C’est le commencement de cette pièce qui donne naissance à l’épigraphe qui ouvre Mr. Arkadin :

« Un jour, un Roi grand et puissant demanda à un poète : “Que puis-je te donner parmi toutes mes possessions ?” Il répondit sagement : “Tout ce que vous voulez, Seigneur… sauf votre secret.” »

Mr. Arkadin ne révélera pas le secret du Seigneur dont il conte le récit, un secret qui se confond avec le secret du pouvoir dans le monde moderne, un secret concernant l’identité des « agents de la contre-initiation » : les aventuriers de la finance, des affaires internationales et des « spiritualités ténébreuses » dont Gregory Arkadin est l’archétype wellesien.

À l’époque de la préparation de Mr. Arkadin, dans la chronologie incluse dans Moi, Orson Welles, à la date d’octobre 1953, Peter Bogdanovitch note :

« Pendant cette période, Orson Welles rédige un énorme volume sur la finance et les affaires internationales qu’il détruira plus tard. »

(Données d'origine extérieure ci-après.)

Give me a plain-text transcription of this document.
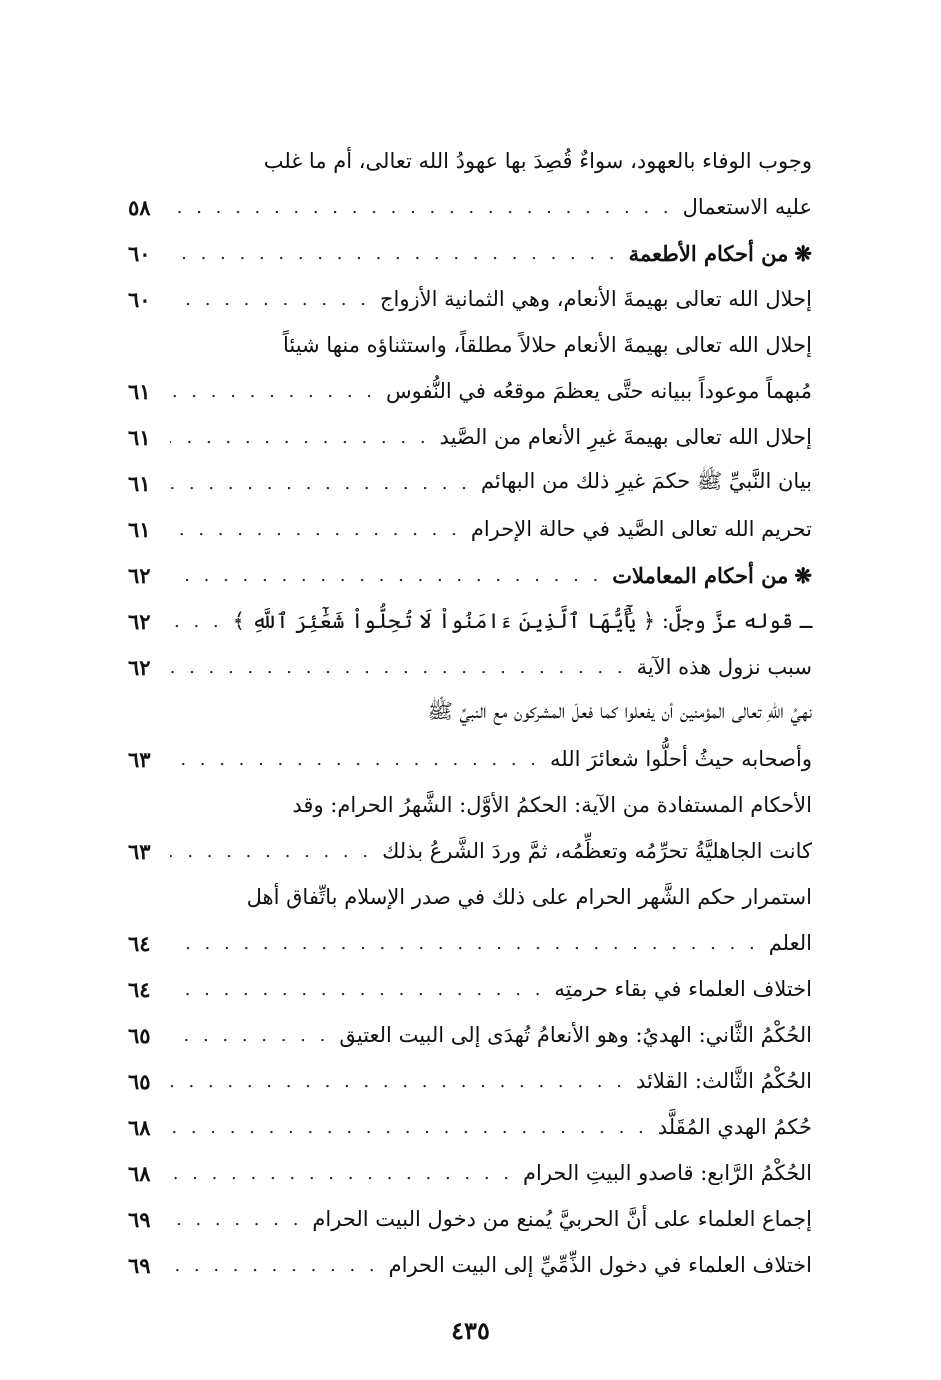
وجوب الوفاء بالعهود، سواءٌ قُصِدَ بها عهودُ الله تعالى، أم ما غلب
عليه الاستعمال
. . .
٥٨
❋
من أحكام الأطعمة
. . .
٦٠
إحلال الله تعالى بهيمةَ الأنعام، وهي الثمانية الأزواج
. . .
٦٠
إحلال الله تعالى بهيمةَ الأنعام حلالاً مطلقاً، واستثناؤه منها شيئاً
مُبهماً موعوداً ببيانه حتَّى يعظمَ موقعُه في النُّفوس
. . .
٦١
إحلال الله تعالى بهيمةَ غيرِ الأنعام من الصَّيد
. . .
٦١
بيان النَّبيِّ ﷺ حكمَ غيرِ ذلك من البهائم
. . .
٦١
تحريم الله تعالى الصَّيد في حالة الإحرام
. . .
٦١
❋
من أحكام المعاملات
. . .
٦٢
ـ قوله عزَّ وجلَّ: ﴿ يَٰٓأَيُّهَا ٱلَّذِينَ ءَامَنُواْ لَا تُحِلُّواْ شَعَٰٓئِرَ ٱللَّهِ ﴾
. . .
٦٢
سبب نزول هذه الآية
. . .
٦٢
نهيُ اللهِ تعالى المؤمنين أن يفعلوا كما فعلَ المشركون مع النبيِّ ﷺ
وأصحابه حيثُ أحلُّوا شعائرَ الله
. . .
٦٣
الأحكام المستفادة من الآية: الحكمُ الأوَّل: الشَّهرُ الحرام: وقد
كانت الجاهليَّةُ تحرِّمُه وتعظِّمُه، ثمَّ وردَ الشَّرعُ بذلك
. . .
٦٣
استمرار حكم الشَّهر الحرام على ذلك في صدر الإسلام باتِّفاق أهل
العلم
. . .
٦٤
اختلاف العلماء في بقاء حرمتِه
. . .
٦٤
الحُكْمُ الثَّاني: الهديُ: وهو الأنعامُ تُهدَى إلى البيت العتيق
. . .
٦٥
الحُكْمُ الثَّالث: القلائد
. . .
٦٥
حُكمُ الهدي المُقَلَّد
. . .
٦٨
الحُكْمُ الرَّابع: قاصدو البيتِ الحرام
. . .
٦٨
إجماع العلماء على أنَّ الحربيَّ يُمنع من دخول البيت الحرام
. . .
٦٩
اختلاف العلماء في دخول الذِّمِّيِّ إلى البيت الحرام
. . .
٦٩
٤٣٥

Mr. Arkadinnaît de cette destruction. Ce n’est pas l’adaptation de ce livre, c’est l’adaptation de cette destruction – dont il ne reste que les traces résiduelles, prémisses à une enquête infinie. C’est aussi le signe qu’Orson Welles renonce définitivement à la politique (une activité qu’il n’avait cessé de poursuivre pendant sa « période américaine », où il était devenu l’ami de Franklin Roosevelt) et plonge définitivement dans une lecture allégorique du monde moderne qui lui interdit l’activité politique.

L’œuvre de Welles contient 13 films anthumes : Citizen Kane (1941), The Magnificent Ambersons (1942), The Stranger (1946), Lady from Shangai (1947), Macbeth (1948), Othello (1952), Mr. Arkadin (1955), Touch of Evil (1958), The Trial (1962), Chimes at Midnight (1965), The Immortal Story (1968), F for Fake (1974) et le « making of » Filming Othello (1978). Il contient également un grand nombre de films inachevés, artificiellement bouclés après sa mort, partiellement perdus ou encore en attente d’une diffusion. Parmi ceux-ci : It’s all true (qui devait être son troisième film en 1942 et qui a été plus ou moins reconstitué en 1991), Don Quixote (tourné entre 1957 et 1972, plusieurs fois quasi-achevé et abandonné, finalement monté en 1992 de façon très discutable par Jesus Franco), The Deep (tourné entre 1967 et 1970, incomplet), The Merchant of Venice (tourné et achevé en 1969, mais dont une bobine a été perdue par Welles), The Other Side of the Wind (tourné entre 1970 et 1976, et dont les montages successifs restent aujourd’hui encore retenus pour des raisons contractuelles), l’autre « making of » Filming The Trial (dont des rushs ont été tournés en 1981 et restaurés en 2000), The Dreamers (dont des tests ont été tournés en 1982), et enfin Orson Welles’ Magic Show (tourné entre 1976 et 1985, et dont un montage posthume a été également complété en 2000).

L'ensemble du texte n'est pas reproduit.